O relator do processo, desembargador Sérgio Martins, recomendou que a questão seja examinada em conjunto com o pedido de registro de candidatura já apresentado ao Tribunal pela Federação União-PP. A proposta foi acolhida pelo presidente do TRE-MS, desembargador Carlos Eduardo Contar, e o julgamento acabou suspenso.
A controvérsia está relacionada a uma doação eleitoral feita por Carlos Bernardo nas Eleições de 2020. Ele busca uma definição da Justiça Eleitoral sobre se a irregularidade reconhecida naquele episódio teve gravidade suficiente para provocar a inelegibilidade prevista na legislação.
Doação ultrapassou limite legal
Nas eleições municipais de 2020, Carlos Bernardo doou R$ 90 mil para a campanha de Rogério Rezende Silva, candidato a prefeito de Itumbiara (GO).
De acordo com o processo, o limite permitido para a doação era de aproximadamente R$ 20,7 mil.

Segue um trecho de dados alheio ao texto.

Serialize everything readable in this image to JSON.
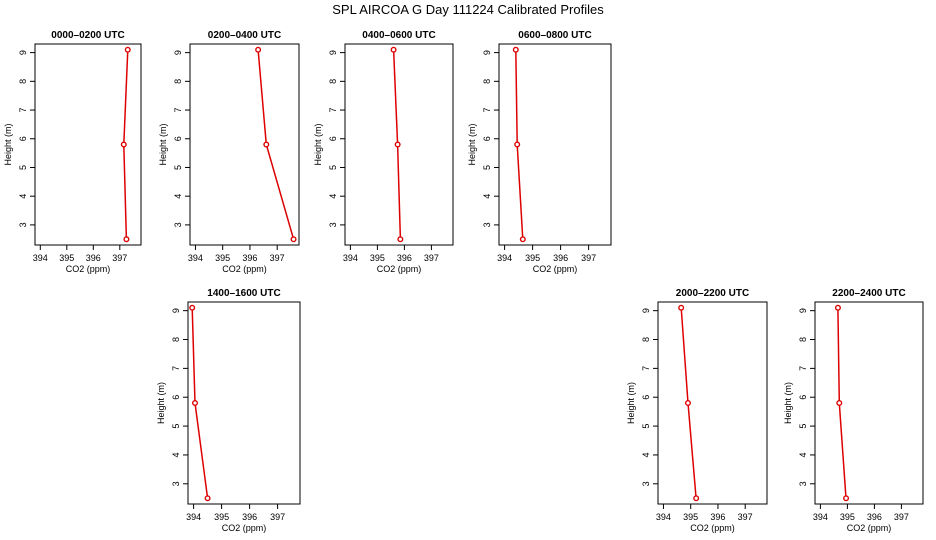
{
  "page": {
    "title": "SPL AIRCOA G  Day 111224  Calibrated Profiles"
  },
  "colors": {
    "profile_line": "#dd0000",
    "axis": "#000000"
  },
  "chart_data": [
    {
      "type": "line",
      "title": "0000–0200 UTC",
      "xlabel": "CO2 (ppm)",
      "ylabel": "Height (m)",
      "xlim": [
        393.8,
        397.8
      ],
      "ylim": [
        2.3,
        9.3
      ],
      "xticks": [
        394,
        395,
        396,
        397
      ],
      "yticks": [
        3,
        4,
        5,
        6,
        7,
        8,
        9
      ],
      "grid": false,
      "series": [
        {
          "x": [
            397.3,
            397.15,
            397.25
          ],
          "y": [
            9.1,
            5.8,
            2.5
          ]
        }
      ]
    },
    {
      "type": "line",
      "title": "0200–0400 UTC",
      "xlabel": "CO2 (ppm)",
      "ylabel": "Height (m)",
      "xlim": [
        393.8,
        397.8
      ],
      "ylim": [
        2.3,
        9.3
      ],
      "xticks": [
        394,
        395,
        396,
        397
      ],
      "yticks": [
        3,
        4,
        5,
        6,
        7,
        8,
        9
      ],
      "grid": false,
      "series": [
        {
          "x": [
            396.3,
            396.6,
            397.6
          ],
          "y": [
            9.1,
            5.8,
            2.5
          ]
        }
      ]
    },
    {
      "type": "line",
      "title": "0400–0600 UTC",
      "xlabel": "CO2 (ppm)",
      "ylabel": "Height (m)",
      "xlim": [
        393.8,
        397.8
      ],
      "ylim": [
        2.3,
        9.3
      ],
      "xticks": [
        394,
        395,
        396,
        397
      ],
      "yticks": [
        3,
        4,
        5,
        6,
        7,
        8,
        9
      ],
      "grid": false,
      "series": [
        {
          "x": [
            395.6,
            395.75,
            395.85
          ],
          "y": [
            9.1,
            5.8,
            2.5
          ]
        }
      ]
    },
    {
      "type": "line",
      "title": "0600–0800 UTC",
      "xlabel": "CO2 (ppm)",
      "ylabel": "Height (m)",
      "xlim": [
        393.8,
        397.8
      ],
      "ylim": [
        2.3,
        9.3
      ],
      "xticks": [
        394,
        395,
        396,
        397
      ],
      "yticks": [
        3,
        4,
        5,
        6,
        7,
        8,
        9
      ],
      "grid": false,
      "series": [
        {
          "x": [
            394.4,
            394.45,
            394.65
          ],
          "y": [
            9.1,
            5.8,
            2.5
          ]
        }
      ]
    },
    {
      "type": "line",
      "title": "1400–1600 UTC",
      "xlabel": "CO2 (ppm)",
      "ylabel": "Height (m)",
      "xlim": [
        393.8,
        397.8
      ],
      "ylim": [
        2.3,
        9.3
      ],
      "xticks": [
        394,
        395,
        396,
        397
      ],
      "yticks": [
        3,
        4,
        5,
        6,
        7,
        8,
        9
      ],
      "grid": false,
      "series": [
        {
          "x": [
            393.95,
            394.05,
            394.5
          ],
          "y": [
            9.1,
            5.8,
            2.5
          ]
        }
      ]
    },
    {
      "type": "line",
      "title": "2000–2200 UTC",
      "xlabel": "CO2 (ppm)",
      "ylabel": "Height (m)",
      "xlim": [
        393.8,
        397.8
      ],
      "ylim": [
        2.3,
        9.3
      ],
      "xticks": [
        394,
        395,
        396,
        397
      ],
      "yticks": [
        3,
        4,
        5,
        6,
        7,
        8,
        9
      ],
      "grid": false,
      "series": [
        {
          "x": [
            394.65,
            394.9,
            395.2
          ],
          "y": [
            9.1,
            5.8,
            2.5
          ]
        }
      ]
    },
    {
      "type": "line",
      "title": "2200–2400 UTC",
      "xlabel": "CO2 (ppm)",
      "ylabel": "Height (m)",
      "xlim": [
        393.8,
        397.8
      ],
      "ylim": [
        2.3,
        9.3
      ],
      "xticks": [
        394,
        395,
        396,
        397
      ],
      "yticks": [
        3,
        4,
        5,
        6,
        7,
        8,
        9
      ],
      "grid": false,
      "series": [
        {
          "x": [
            394.65,
            394.7,
            394.95
          ],
          "y": [
            9.1,
            5.8,
            2.5
          ]
        }
      ]
    }
  ]
}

O valor excedente levou à aplicação de multa, posteriormente paga.
A defesa não contesta a irregularidade da doação. A discussão apresentada ao TRE-MS é outra: saber se o excesso teve gravidade concreta capaz de comprometer a igualdade entre os candidatos, a normalidade ou a legitimidade daquela eleição e, consequentemente, produzir efeitos sobre a elegibilidade de Carlos Bernardo em 2026.

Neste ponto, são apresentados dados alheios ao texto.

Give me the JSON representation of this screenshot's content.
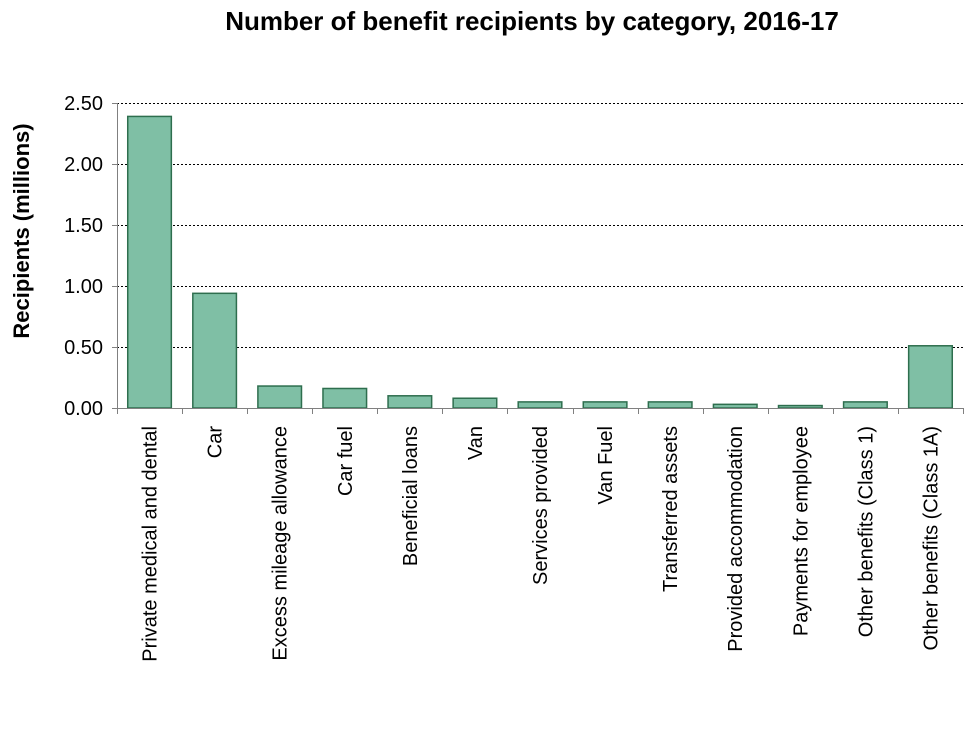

“Essa distinção é essencial porque a inelegibilidade da alínea não constitui consequência automática da multa por excesso de doação. A própria jurisprudência sistematizada pelo TSE identifica três requisitos: decisão judicial reconhecendo a ilegalidade, observância do rito pertinente e gravidade suficiente para afetar o equilíbrio e a lisura do pleito”, argumentou a defesa.
Os advogados sustentam ainda que, conforme entendimentos do Tribunal Superior Eleitoral (TSE) citados no processo, nem toda doação considerada ilegal resulta automaticamente em inelegibilidade.
Segundo a defesa, “a restrição está vinculada aos valores constitucionais da normalidade e da legitimidade das eleições”.
Candidatura em Ponta Porã também teve discussão judicial
A situação eleitoral de Carlos Bernardo já havia sido discutida quando ele concorreu à Prefeitura de Ponta Porã. Na ocasião, seu registro foi indeferido em primeira instância, mas a decisão acabou revertida no TRE-MS.
O processo chegou ao Tribunal Superior Eleitoral, porém não houve decisão definitiva sobre o mérito da controvérsia. O ministro André Mendonça considerou que o recurso havia perdido o objeto porque Carlos Bernardo não foi eleito prefeito.
Agora, com a candidatura a deputado federal em 2026, a discussão volta à Justiça Eleitoral.
Defesa pede reconhecimento da elegibilidade
No requerimento apresentado ao TRE-MS, os advogados pedem que seja considerada improcedente a impugnação formulada pela Procuradoria Regional Eleitoral.
A defesa também solicita que o Tribunal reconheça a não incidência da causa de inelegibilidade prevista no artigo 1º, inciso I, alínea “p”, da Lei Complementar nº 64/1990, considerando especificamente a doação discutida na Representação nº 0600090-23.2021.6.12.0052 e seus possíveis efeitos sobre as Eleições Gerais de 2026.
Com a suspensão determinada pelo Tribunal, não houve decisão sobre a elegibilidade de Carlos Bernardo nesta etapa. A questão deverá ser apreciada juntamente com o pedido de registro da candidatura a deputado federal, quando o TRE-MS analisará os argumentos apresentados pelas partes.